Keputusan tersebut merupakan pukulan besar bagi koalisi pemerintahan Sharif yang lemah, yang bisa kehilangan dua pertiga mayoritas di parlemen Pakistan jika keputusan tersebut diterapkan. Liga Muslim Pakistan-Nawaz (PML-N) yang dipimpin Sharif telah mengajukan petisi peninjauan kembali ke Mahkamah Agung terhadap putusan Mahkamah Agung yang memenangkan PTI.
Kandidat-kandidat PTI akan mengikuti pemilu nasional tanggal 8 Februari sebagai kandidat independen setelah partai tersebut dilarang berpartisipasi dalam pemilu dengan alasan bahwa partai tersebut tidak menyelenggarakan pemilu inside partai, yang diwajibkan oleh undang-undang.

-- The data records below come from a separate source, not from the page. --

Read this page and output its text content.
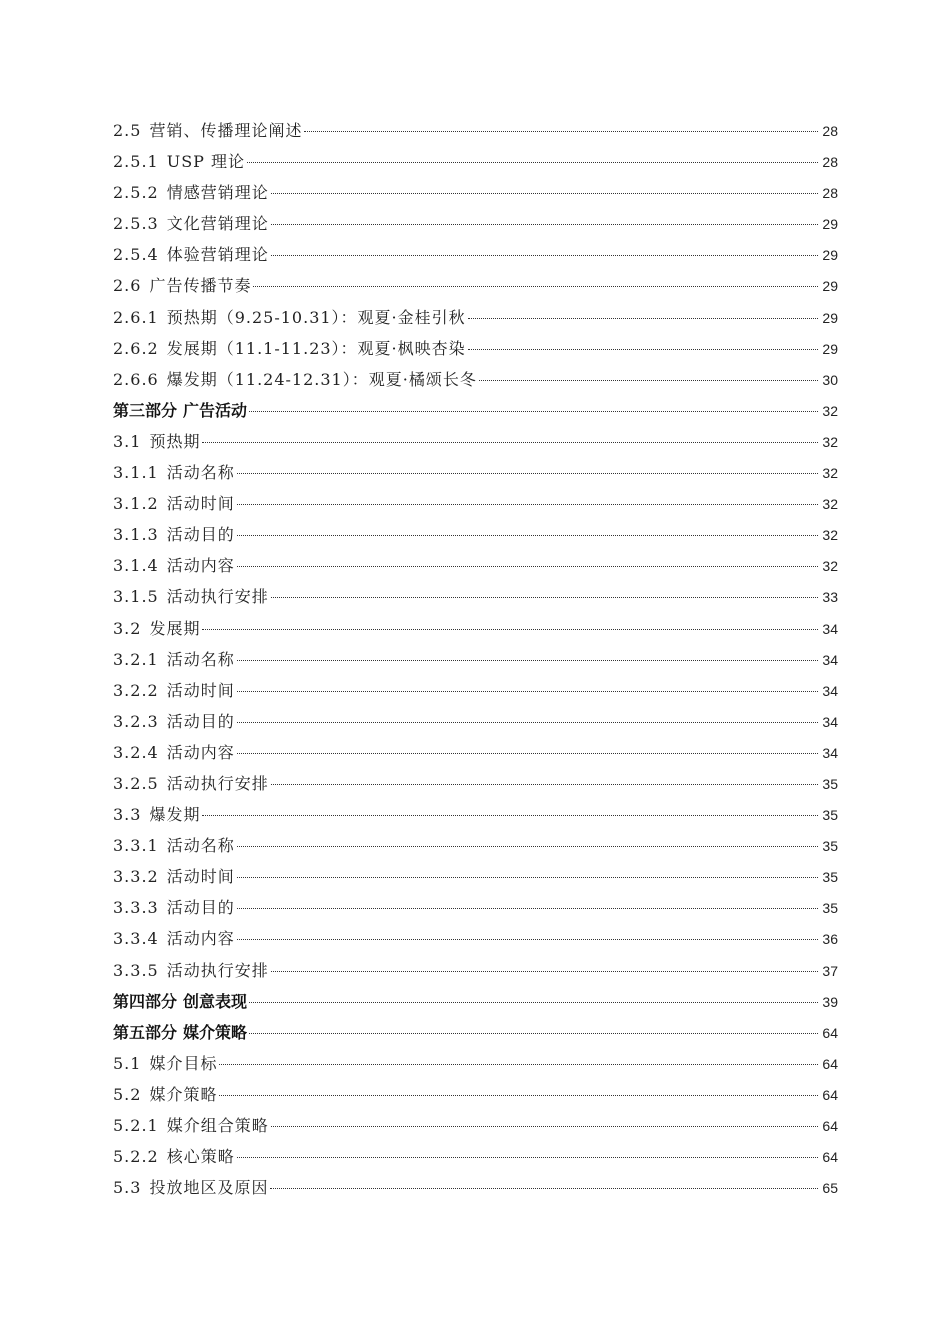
2.5 营销、传播理论阐述	28
2.5.1 USP 理论	28
2.5.2 情感营销理论	28
2.5.3 文化营销理论	29
2.5.4 体验营销理论	29
2.6 广告传播节奏	29
2.6.1 预热期（9.25-10.31）：观夏·金桂引秋	29
2.6.2 发展期（11.1-11.23）：观夏·枫映杏染	29
2.6.6 爆发期（11.24-12.31）：观夏·橘颂长冬	30
第三部分 广告活动	32
3.1 预热期	32
3.1.1 活动名称	32
3.1.2 活动时间	32
3.1.3 活动目的	32
3.1.4 活动内容	32
3.1.5 活动执行安排	33
3.2 发展期	34
3.2.1 活动名称	34
3.2.2 活动时间	34
3.2.3 活动目的	34
3.2.4 活动内容	34
3.2.5 活动执行安排	35
3.3 爆发期	35
3.3.1 活动名称	35
3.3.2 活动时间	35
3.3.3 活动目的	35
3.3.4 活动内容	36
3.3.5 活动执行安排	37
第四部分 创意表现	39
第五部分 媒介策略	64
5.1 媒介目标	64
5.2 媒介策略	64
5.2.1 媒介组合策略	64
5.2.2 核心策略	64
5.3 投放地区及原因	65
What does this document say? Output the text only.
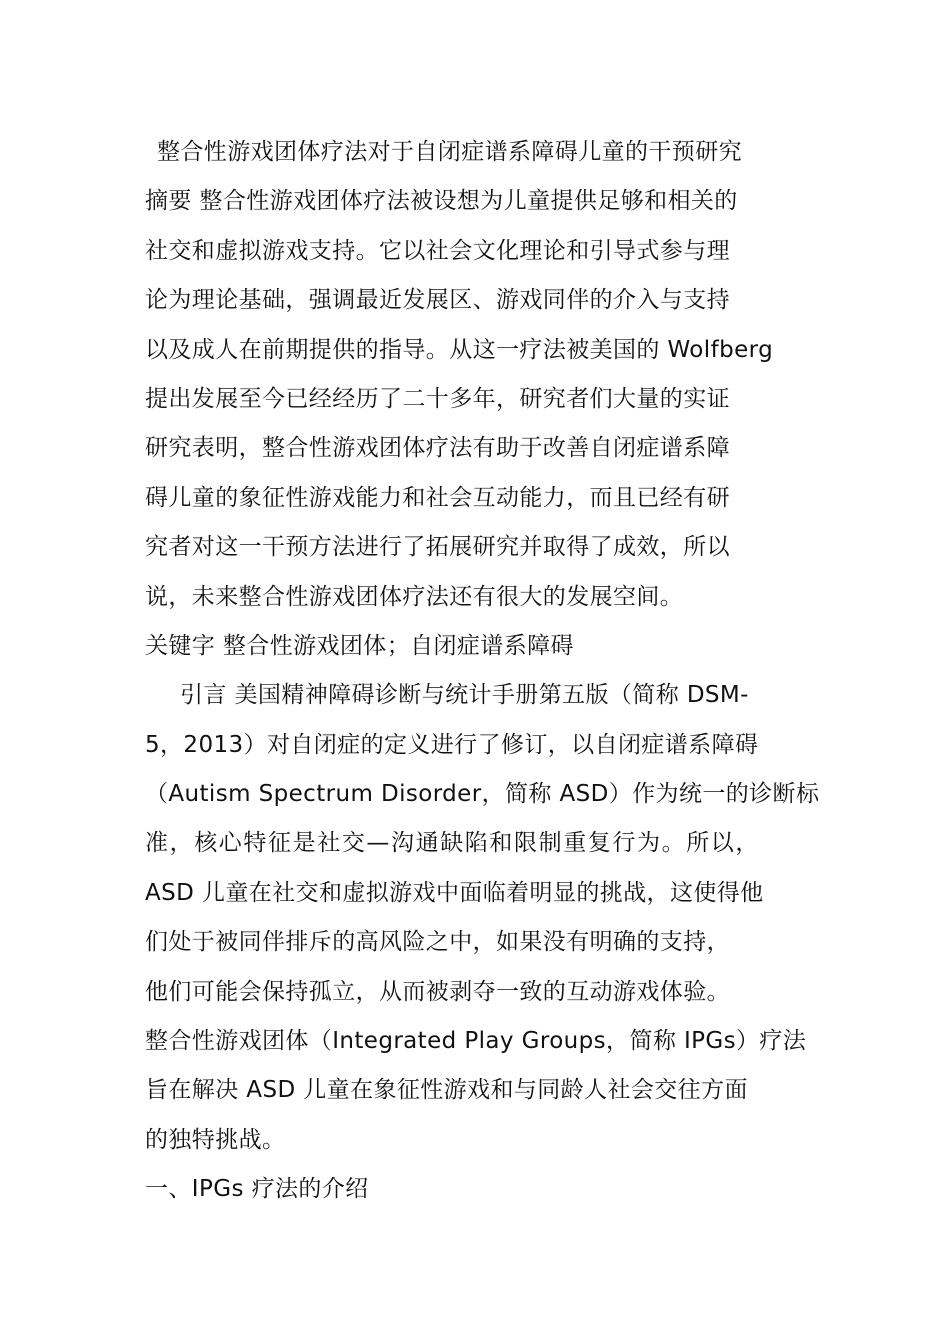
整合性游戏团体疗法对于自闭症谱系障碍儿童的干预研究
摘要 整合性游戏团体疗法被设想为儿童提供足够和相关的
社交和虚拟游戏支持。它以社会文化理论和引导式参与理
论为理论基础，强调最近发展区、游戏同伴的介入与支持
以及成人在前期提供的指导。从这一疗法被美国的 Wolfberg
提出发展至今已经经历了二十多年，研究者们大量的实证
研究表明，整合性游戏团体疗法有助于改善自闭症谱系障
碍儿童的象征性游戏能力和社会互动能力，而且已经有研
究者对这一干预方法进行了拓展研究并取得了成效，所以
说，未来整合性游戏团体疗法还有很大的发展空间。
关键字 整合性游戏团体；自闭症谱系障碍
引言 美国精神障碍诊断与统计手册第五版（简称 DSM-
5，2013）对自闭症的定义进行了修订，以自闭症谱系障碍
（Autism Spectrum Disorder，简称 ASD）作为统一的诊断标
准，核心特征是社交—沟通缺陷和限制重复行为。所以，
ASD 儿童在社交和虚拟游戏中面临着明显的挑战，这使得他
们处于被同伴排斥的高风险之中，如果没有明确的支持，
他们可能会保持孤立，从而被剥夺一致的互动游戏体验。
整合性游戏团体（Integrated Play Groups，简称 IPGs）疗法
旨在解决 ASD 儿童在象征性游戏和与同龄人社会交往方面
的独特挑战。
一、IPGs 疗法的介绍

Selanjutnya, kandidat yang didukung PTI memenangkan sebagian besar kursi dalam pemilu tersebut, namun Komisi Pemilihan Umum Pakistan (ECP) memutuskan bahwa kandidat independen tidak memenuhi syarat untuk mendapatkan 70 kursi yang disediakan, 60 di antaranya untuk perempuan dan 10 untuk non-Muslim. Kursi yang dipesan kemudian dialokasikan ke partai lain, sebagian besar dari mereka adalah anggota koalisi yang berkuasa, sebuah keputusan yang ditentang oleh sekutu Khan di pengadilan.
Di Pakistan, kursi parlemen yang diperuntukkan bagi perempuan dan kelompok minoritas dialokasikan secara proporsional dengan jumlah kursi yang dimenangkan oleh partai politik dalam pemilihan umum. Ini menjadikan jumlah complete kursi di Majelis Nasional menjadi 336.
Parlemen Pakistan mempunyai 169 kursi dari 336 kursi, sebuah mayoritas sederhana.